Free the Songs! Oral Tradition in a Recording Society | Olivia Brownlee | TEDxSpokane
Audio Summary
AI Summary
The speaker reflects on lessons learned from recording a song a month for eleven years, emphasizing the crucial distinction between a song and its recording. A recording is likened to a photograph – a backup memory of a single, posed moment, not the living, complex reality of a person or a song. The act of making records is a serious business, requiring collaborators who can highlight special moments while remaining unobtrusive. The speaker admits that the permanence of recordings, available for all humanity to observe, can be intimidating.
A turning point came with the realization that a recording is not a song, just as a picture is not a person. Most songs can be taught and described without their recorded version, much like one can describe friends and family without a photograph. While documentation offers comfort that a recorded thing can endure, the speaker has come to value the live performance of a song above its recording. Recordings are seen as mere snapshots, while the songs themselves are alive, evolving with each live performance. The true magic occurs when others begin to sing along, and even more so when they sing the songs without the original performer, signifying a deeper, more organic preservation.
This perspective has influenced the speaker's songwriting, shifting focus from the esoteric to lullabies, drinking songs, and themes rooted in daily life, local people, family, and the natural environment. These types of songs are more likely to resonate with and be shared by the people the speaker interacts with most. The belief is that good songs and ideas survive not just through robust recording, but crucially through being robustly remembered and shared with trusted individuals.
The speaker then introduces a new song, created after interviewing people who contributed to "today bespoke," noting shared themes of stories, connection, and growth. The goal was to distill twelve pages of notes into a folk song catchy enough to be hummed by families. The song is designed to be enjoyable solo but more fun with others, and even quiet singers will contribute to a loud collective sound.
The audience is then invited to participate in singing the new song, divided into two groups. One group will sing "What grows must grow," while the other sings "up, down, up, down." These parts are then combined into "What grows up must grow down." The speaker will sing a line, and the audience will respond with their orchestrated parts.
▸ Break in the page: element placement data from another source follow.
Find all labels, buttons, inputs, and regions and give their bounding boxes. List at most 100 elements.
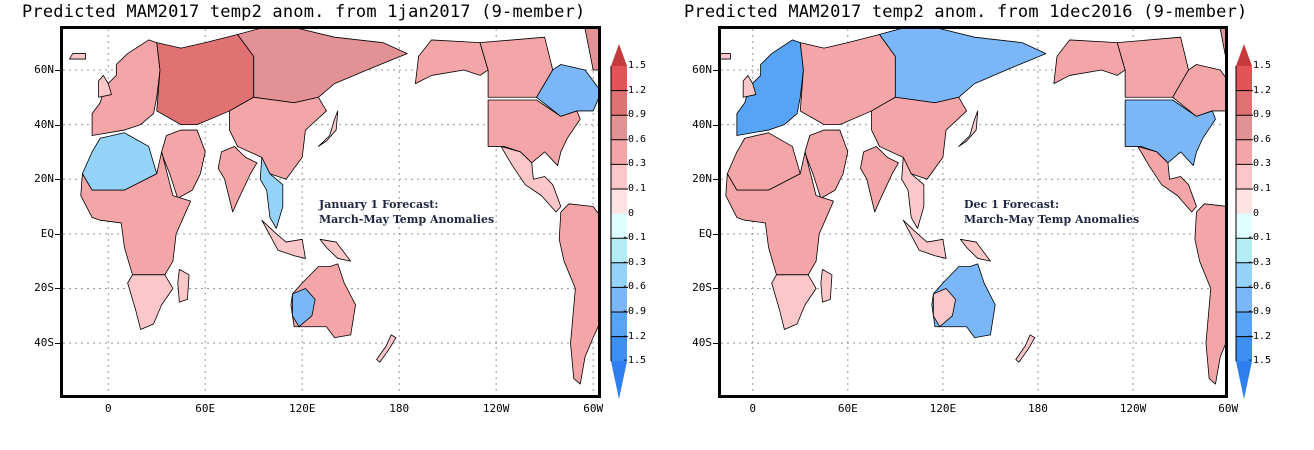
y-tick-label: EQ xyxy=(40,226,54,240)
y-tick xyxy=(55,69,60,71)
colorbar-segment xyxy=(1236,90,1252,116)
colorbar-top-arrow xyxy=(1236,44,1252,66)
x-tick-label: 0 xyxy=(749,402,756,415)
region-se-asia xyxy=(259,156,284,229)
annotation-line-1: January 1 Forecast: xyxy=(319,198,439,211)
colorbar-label: -1.2 xyxy=(622,330,647,342)
region-southern-africa xyxy=(127,274,174,330)
colorbar-label: 0.1 xyxy=(628,183,647,194)
x-tick-label: 120E xyxy=(929,402,957,415)
region-indonesia xyxy=(261,219,306,259)
region-greenland xyxy=(584,29,598,71)
region-nz xyxy=(376,334,397,363)
x-tick-label: 120E xyxy=(288,402,316,415)
colorbar-label: 0.6 xyxy=(1253,133,1272,145)
colorbar-segment xyxy=(1236,213,1252,239)
region-se-asia xyxy=(901,156,925,229)
map-canvas xyxy=(63,29,598,395)
colorbar-label: 0.9 xyxy=(1253,109,1272,121)
colorbar-bottom-arrow xyxy=(611,361,627,400)
colorbar-segment xyxy=(611,90,627,116)
colorbar-label: 0.9 xyxy=(628,109,647,121)
y-tick-label: 20S xyxy=(34,281,54,295)
annotation: January 1 Forecast: March-May Temp Anoma… xyxy=(319,197,494,227)
region-mideast xyxy=(161,129,206,199)
y-tick xyxy=(713,343,718,345)
colorbar-segment xyxy=(1236,164,1252,190)
region-w-australia xyxy=(292,288,316,328)
colorbar-label: 0.3 xyxy=(1253,158,1272,170)
y-tick xyxy=(713,233,718,235)
colorbar-segment xyxy=(1236,336,1252,362)
colorbar-segment xyxy=(611,312,627,338)
region-africa xyxy=(725,151,834,276)
y-tick xyxy=(55,179,60,181)
colorbar-segment xyxy=(611,238,627,264)
x-tick-label: 120W xyxy=(1119,402,1147,415)
map-canvas xyxy=(721,29,1225,395)
annotation-line-1: Dec 1 Forecast: xyxy=(964,198,1060,211)
y-tick xyxy=(713,124,718,126)
colorbar-label: 1.5 xyxy=(1253,60,1272,71)
y-tick xyxy=(55,288,60,290)
y-tick-label: 60N xyxy=(34,62,54,76)
y-tick-label: 20N xyxy=(692,172,712,186)
y-tick xyxy=(55,343,60,345)
region-europe xyxy=(91,39,161,136)
colorbar-label: -0.3 xyxy=(1247,256,1272,268)
region-mexico xyxy=(500,146,562,213)
region-japan xyxy=(317,110,339,147)
annotation-line-2: March-May Temp Anomalies xyxy=(319,213,495,226)
colorbar-label: 0.3 xyxy=(628,158,647,170)
colorbar-label: 0.6 xyxy=(628,133,647,145)
colorbar-bottom-arrow xyxy=(1236,361,1252,400)
x-tick-label: 180 xyxy=(389,402,410,415)
colorbar xyxy=(610,44,628,400)
annotation-line-2: March-May Temp Anomalies xyxy=(964,213,1140,226)
colorbar-segment xyxy=(611,189,627,215)
colorbar-label: -1.5 xyxy=(1247,355,1272,367)
y-tick-label: 40S xyxy=(692,336,712,350)
map-title: Predicted MAM2017 temp2 anom. from 1jan2… xyxy=(22,2,586,22)
region-india xyxy=(860,146,899,213)
x-tick-label: 120W xyxy=(482,402,510,415)
y-tick-label: 40N xyxy=(692,117,712,131)
panel-jan: Predicted MAM2017 temp2 anom. from 1jan2… xyxy=(22,2,647,415)
region-southern-africa xyxy=(771,274,817,330)
map-frame: January 1 Forecast: March-May Temp Anoma… xyxy=(60,26,601,398)
region-newguinea xyxy=(959,238,991,262)
region-nz xyxy=(1015,334,1036,363)
region-siberia xyxy=(879,29,1047,104)
region-japan xyxy=(958,110,979,147)
region-w-australia xyxy=(932,288,956,328)
colorbar-label: 1.2 xyxy=(1253,84,1272,96)
colorbar-segment xyxy=(611,287,627,313)
y-tick xyxy=(713,179,718,181)
colorbar-segment xyxy=(611,262,627,288)
y-tick-label: 20N xyxy=(34,172,54,186)
colorbar-segment xyxy=(1236,139,1252,165)
region-south-america xyxy=(558,203,598,385)
region-uk xyxy=(742,75,757,98)
y-tick xyxy=(55,124,60,126)
x-tick-label: 60W xyxy=(583,402,604,415)
colorbar-label: -0.1 xyxy=(1247,232,1272,244)
y-tick-label: 40S xyxy=(34,336,54,350)
colorbar-segment xyxy=(1236,312,1252,338)
x-tick-label: 60W xyxy=(1218,402,1239,415)
colorbar-segment xyxy=(1236,287,1252,313)
colorbar-label: -1.5 xyxy=(622,355,647,367)
y-tick xyxy=(55,233,60,235)
colorbar-top-arrow xyxy=(611,44,627,66)
region-mexico xyxy=(1137,146,1197,213)
colorbar-label: 1.5 xyxy=(628,60,647,71)
colorbar-label: 0.1 xyxy=(1253,183,1272,194)
region-iceland xyxy=(69,53,87,60)
region-madagascar xyxy=(820,268,833,303)
colorbar-segment xyxy=(1236,115,1252,141)
colorbar-segment xyxy=(611,66,627,92)
x-tick-label: 60E xyxy=(837,402,858,415)
annotation: Dec 1 Forecast: March-May Temp Anomalies xyxy=(964,197,1139,227)
map-frame: Dec 1 Forecast: March-May Temp Anomalies xyxy=(718,26,1228,398)
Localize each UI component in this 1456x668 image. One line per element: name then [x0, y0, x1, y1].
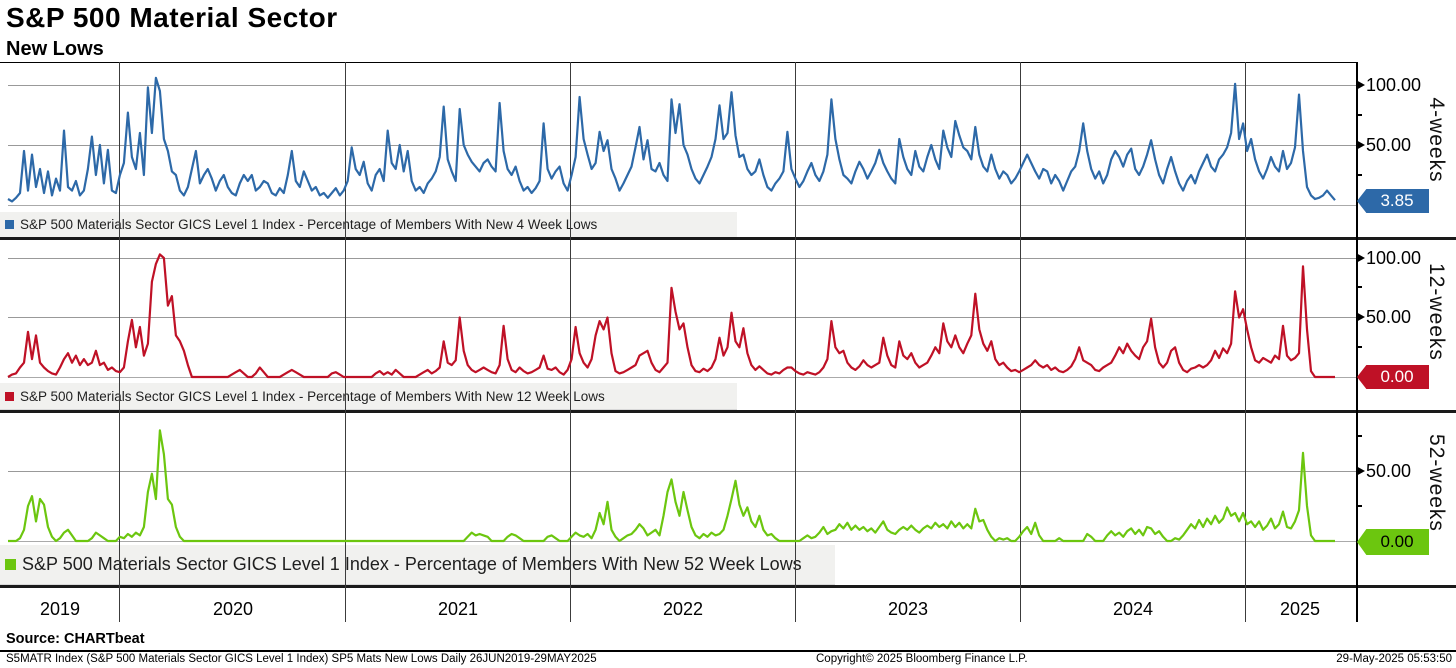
gridline-p2-100 — [8, 258, 1356, 259]
right-axis-line — [1356, 62, 1358, 622]
axis-minor-tick — [1356, 174, 1362, 176]
footer-ticker-info: S5MATR Index (S&P 500 Materials Sector G… — [6, 653, 597, 665]
legend-52wk-swatch-icon — [5, 559, 16, 570]
chart-bottom-border — [0, 585, 1456, 588]
legend-52wk: S&P 500 Materials Sector GICS Level 1 In… — [0, 545, 835, 585]
page-subtitle: New Lows — [6, 38, 104, 60]
footer-timestamp: 29-May-2025 05:53:50 — [1336, 653, 1452, 665]
legend-4wk: S&P 500 Materials Sector GICS Level 1 In… — [0, 212, 737, 238]
axis-arrow-tick-icon — [1356, 253, 1365, 263]
xtick-2025: 2025 — [1279, 599, 1321, 619]
legend-12wk-swatch-icon — [5, 391, 14, 401]
axis-minor-tick — [1356, 286, 1362, 288]
axis-minor-tick — [1356, 114, 1362, 116]
axis-minor-tick — [1356, 505, 1362, 507]
last-value-52wk: 0.00 — [1380, 532, 1414, 551]
xtick-2022: 2022 — [662, 599, 704, 619]
panel-separator-2 — [0, 410, 1456, 413]
gridline-year-2025 — [1245, 62, 1246, 622]
footer-copyright: Copyright© 2025 Bloomberg Finance L.P. — [816, 653, 1028, 665]
axis-arrow-tick-icon — [1356, 80, 1365, 90]
legend-12wk: S&P 500 Materials Sector GICS Level 1 In… — [0, 383, 737, 410]
baseline-p2 — [8, 377, 1356, 378]
gridline-year-2022 — [570, 62, 571, 622]
axis-minor-tick — [1356, 435, 1362, 437]
xtick-2019: 2019 — [39, 599, 81, 619]
series-line-52wk — [8, 429, 1335, 543]
axis-arrow-tick-icon — [1356, 466, 1365, 476]
gridline-p2-50 — [8, 317, 1356, 318]
last-value-4wk: 3.85 — [1380, 191, 1414, 210]
gridline-year-2024 — [1020, 62, 1021, 622]
legend-52wk-label: S&P 500 Materials Sector GICS Level 1 In… — [22, 554, 802, 574]
gridline-p1-100 — [8, 85, 1356, 86]
xtick-2024: 2024 — [1112, 599, 1154, 619]
baseline-p3 — [8, 541, 1356, 542]
series-line-4wk — [7, 76, 1336, 203]
ytick-p2-50: 50.00 — [1366, 307, 1412, 327]
ytick-p1-50: 50.00 — [1366, 135, 1412, 155]
axis-arrow-tick-icon — [1356, 312, 1365, 322]
gridline-p3-50 — [8, 471, 1356, 472]
panel-label-4-weeks: 4-weeks — [1425, 97, 1448, 183]
series-plot — [7, 76, 1336, 543]
baseline-p1 — [8, 205, 1356, 206]
page-title: S&P 500 Material Sector — [6, 2, 338, 33]
legend-4wk-label: S&P 500 Materials Sector GICS Level 1 In… — [20, 217, 598, 232]
legend-12wk-label: S&P 500 Materials Sector GICS Level 1 In… — [20, 388, 605, 404]
panel-separator-1 — [0, 237, 1456, 240]
gridline-year-2020 — [119, 62, 120, 622]
xtick-2023: 2023 — [887, 599, 929, 619]
ytick-p1-100: 100.00 — [1366, 75, 1422, 95]
series-line-12wk — [7, 253, 1335, 379]
chart-top-border — [0, 62, 1356, 63]
ytick-p3-50: 50.00 — [1366, 461, 1412, 481]
gridline-p1-50 — [8, 145, 1356, 146]
xtick-2020: 2020 — [212, 599, 254, 619]
axis-arrow-tick-icon — [1356, 140, 1365, 150]
last-value-tag-4wk: 3.85 — [1357, 189, 1429, 213]
footer-divider — [0, 650, 1456, 652]
legend-4wk-swatch-icon — [5, 220, 14, 229]
gridline-year-2023 — [795, 62, 796, 622]
panel-label-12-weeks: 12-weeks — [1425, 263, 1448, 361]
axis-minor-tick — [1356, 346, 1362, 348]
ytick-p2-100: 100.00 — [1366, 248, 1422, 268]
last-value-12wk: 0.00 — [1380, 367, 1414, 386]
xtick-2021: 2021 — [437, 599, 479, 619]
panel-label-52-weeks: 52-weeks — [1425, 434, 1448, 532]
gridline-year-2021 — [345, 62, 346, 622]
last-value-tag-12wk: 0.00 — [1357, 365, 1429, 389]
source-label: Source: CHARTbeat — [6, 631, 145, 647]
last-value-tag-52wk: 0.00 — [1357, 529, 1429, 555]
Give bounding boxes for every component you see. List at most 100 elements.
The song begins with the lines: "I've been thinking upside down. We're the roots, not the crown. What grows up must grow down. You and me crack the crust. We all run down and one grows up. Instead of trying, I'm trying to trust. You and me make one tree. Thick and thin, shallow, deep. Roots are running out of my feet. Down is in and up is out." The audience actively participates by singing their respective parts in response to the speaker's lines, creating a collaborative musical experience that embodies the speaker's philosophy of shared song preservation.